Financial planner Hilton Woolf sentenced over threat to blow up Sydney Airport
A financial planner threatened to “blow up” Sydney Airport during a heated fight with Qantas over lost luggage, a court has heard.
Police & Courts
Don't miss out on the headlines from Police & Courts. Followed categories will be added to My News.
A Sydney financial planner threatened to “blow up” Sydney Airport during a heated fight with Qantas over lost luggage, a court has heard.
North Bondi man Hilton Woolf, who owns Eastbay Financial Services, admitted he had a “brain snap” when he yelled out the threat while his wife was on the phone to the airline’s call centre one afternoon in May this year.
He later said he had no intention of carrying out the attack and had been acting out of sheer frustration.
Documents tendered to Sydney’s Downing Centre Local Court on Tuesday said Woolf and his wife had been on a trip to Johannesburg when Qantas lost Mrs Woolf’s luggage on the return journey.
The court heard she phoned the Qantas call centre about its return, with the recorded conversation growing more heated by the minute as Mrs Woolf began abusing staff and swearing at them out of frustration.
She has not been charged with any offence and is not accused of any wrongdoing.
When she started sobbing on the phone, Woolf was heard to shout in the background of the call: “you f—kers, I will come and I’ll blow your f—king airport up”.

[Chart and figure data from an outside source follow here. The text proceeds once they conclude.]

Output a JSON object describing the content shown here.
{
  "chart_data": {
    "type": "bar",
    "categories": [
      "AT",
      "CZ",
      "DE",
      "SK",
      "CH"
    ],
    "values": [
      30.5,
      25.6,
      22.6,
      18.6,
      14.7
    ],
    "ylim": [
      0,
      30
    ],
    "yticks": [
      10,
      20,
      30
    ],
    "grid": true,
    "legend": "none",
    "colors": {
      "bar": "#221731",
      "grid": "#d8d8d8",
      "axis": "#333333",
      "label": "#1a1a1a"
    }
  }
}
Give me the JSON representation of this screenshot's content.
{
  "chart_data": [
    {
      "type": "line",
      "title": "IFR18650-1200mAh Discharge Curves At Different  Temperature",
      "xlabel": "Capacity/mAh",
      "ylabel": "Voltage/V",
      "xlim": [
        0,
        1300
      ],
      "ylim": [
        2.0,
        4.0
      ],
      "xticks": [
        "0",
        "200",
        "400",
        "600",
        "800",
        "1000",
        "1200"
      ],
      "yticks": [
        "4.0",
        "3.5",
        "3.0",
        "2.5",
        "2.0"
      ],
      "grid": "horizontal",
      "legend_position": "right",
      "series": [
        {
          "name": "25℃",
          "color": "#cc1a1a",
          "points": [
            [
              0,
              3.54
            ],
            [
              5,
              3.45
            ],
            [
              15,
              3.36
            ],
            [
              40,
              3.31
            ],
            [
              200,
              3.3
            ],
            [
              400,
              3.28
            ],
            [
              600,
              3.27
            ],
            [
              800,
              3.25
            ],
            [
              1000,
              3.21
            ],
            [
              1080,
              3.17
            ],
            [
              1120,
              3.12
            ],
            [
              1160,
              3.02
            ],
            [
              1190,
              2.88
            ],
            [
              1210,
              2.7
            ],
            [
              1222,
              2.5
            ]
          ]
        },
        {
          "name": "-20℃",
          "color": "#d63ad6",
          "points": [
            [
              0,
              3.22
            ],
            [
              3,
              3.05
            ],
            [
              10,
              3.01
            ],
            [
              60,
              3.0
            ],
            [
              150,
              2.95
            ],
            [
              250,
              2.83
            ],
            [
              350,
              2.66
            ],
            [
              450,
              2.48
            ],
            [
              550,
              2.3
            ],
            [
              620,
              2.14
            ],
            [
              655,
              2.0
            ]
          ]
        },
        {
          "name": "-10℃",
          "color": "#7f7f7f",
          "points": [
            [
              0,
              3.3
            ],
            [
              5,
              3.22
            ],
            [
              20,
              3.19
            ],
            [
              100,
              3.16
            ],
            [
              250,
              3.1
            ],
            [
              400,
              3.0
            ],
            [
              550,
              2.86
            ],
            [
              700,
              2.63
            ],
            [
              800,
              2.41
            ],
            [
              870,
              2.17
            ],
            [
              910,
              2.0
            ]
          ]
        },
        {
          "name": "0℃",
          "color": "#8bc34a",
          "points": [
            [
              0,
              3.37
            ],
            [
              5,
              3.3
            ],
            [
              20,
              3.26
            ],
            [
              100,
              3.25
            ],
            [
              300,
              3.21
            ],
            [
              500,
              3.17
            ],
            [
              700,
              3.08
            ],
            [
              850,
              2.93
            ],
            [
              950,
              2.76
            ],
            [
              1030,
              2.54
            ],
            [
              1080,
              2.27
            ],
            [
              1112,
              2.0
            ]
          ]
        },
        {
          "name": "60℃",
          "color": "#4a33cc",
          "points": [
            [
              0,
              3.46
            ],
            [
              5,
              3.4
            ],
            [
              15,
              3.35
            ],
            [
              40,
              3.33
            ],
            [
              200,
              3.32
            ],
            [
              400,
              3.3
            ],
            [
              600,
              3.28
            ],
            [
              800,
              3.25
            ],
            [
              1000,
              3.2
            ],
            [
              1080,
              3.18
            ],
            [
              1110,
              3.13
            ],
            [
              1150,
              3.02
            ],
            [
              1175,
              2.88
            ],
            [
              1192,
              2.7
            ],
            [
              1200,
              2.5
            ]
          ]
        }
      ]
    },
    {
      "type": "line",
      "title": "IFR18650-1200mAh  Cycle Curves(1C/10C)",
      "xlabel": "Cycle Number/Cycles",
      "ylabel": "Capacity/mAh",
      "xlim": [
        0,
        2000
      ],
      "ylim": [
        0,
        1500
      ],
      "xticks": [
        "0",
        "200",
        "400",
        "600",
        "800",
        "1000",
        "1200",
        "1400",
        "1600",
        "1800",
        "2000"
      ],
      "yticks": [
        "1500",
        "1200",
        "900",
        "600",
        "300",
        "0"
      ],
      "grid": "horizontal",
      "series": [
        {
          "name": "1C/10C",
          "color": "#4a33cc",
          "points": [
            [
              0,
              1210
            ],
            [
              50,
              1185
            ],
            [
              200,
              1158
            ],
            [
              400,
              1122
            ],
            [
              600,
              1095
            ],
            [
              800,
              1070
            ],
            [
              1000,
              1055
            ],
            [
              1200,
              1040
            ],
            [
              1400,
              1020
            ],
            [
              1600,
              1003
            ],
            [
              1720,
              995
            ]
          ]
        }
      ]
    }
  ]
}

The Qantas staffer informed security of the threat at the end of the call, and the matter was referred to federal police.
The court heard detectives from the AFP attended Woolf’s home two days later, at which time he told them he knew why they were there and asked if it was about the phone call.
Woolf was charged with one count of threatening to destroy/damage/endanger the safety of a Commonwealth aerodrome, to which he pleaded guilty at his first court appearance in July.
Court documents said Woolf made “full and frank” admissions to having uttered the threat but said he had been acting out of frustration and had “no intention of actually blowing up Sydney Airport”.
In court on Tuesday, Woolf’s lawyer said her client accepted his behaviour had been “entirely inappropriate” but that he had not anticipated it would be heard by anyone on the other end of the phone.
“His outburst was provoked by sheer anger and frustration …. it was a brain snap, there was no intention behind it,” she said.
“It was entirely inappropriate, he unequivocally accepts that.”
She said Woolfe had no prior criminal record and friends had described him as a “model citizen” in testimonials before the court.
She asked for Woolf to be spared a conviction, however Magistrate Robert Williams rejected the submission, finding the offence was too serious not to warrant a permanent mark on his record.
“Any offending that puts in issue security at an airport, or any people or airplanes at the airport, must be discouraged,” he said.
Woolf was convicted of the offence and fined $1200.
The court heard the conviction - particularly for such an offence - may effect Woolfe’s ability to travel overseas in the future.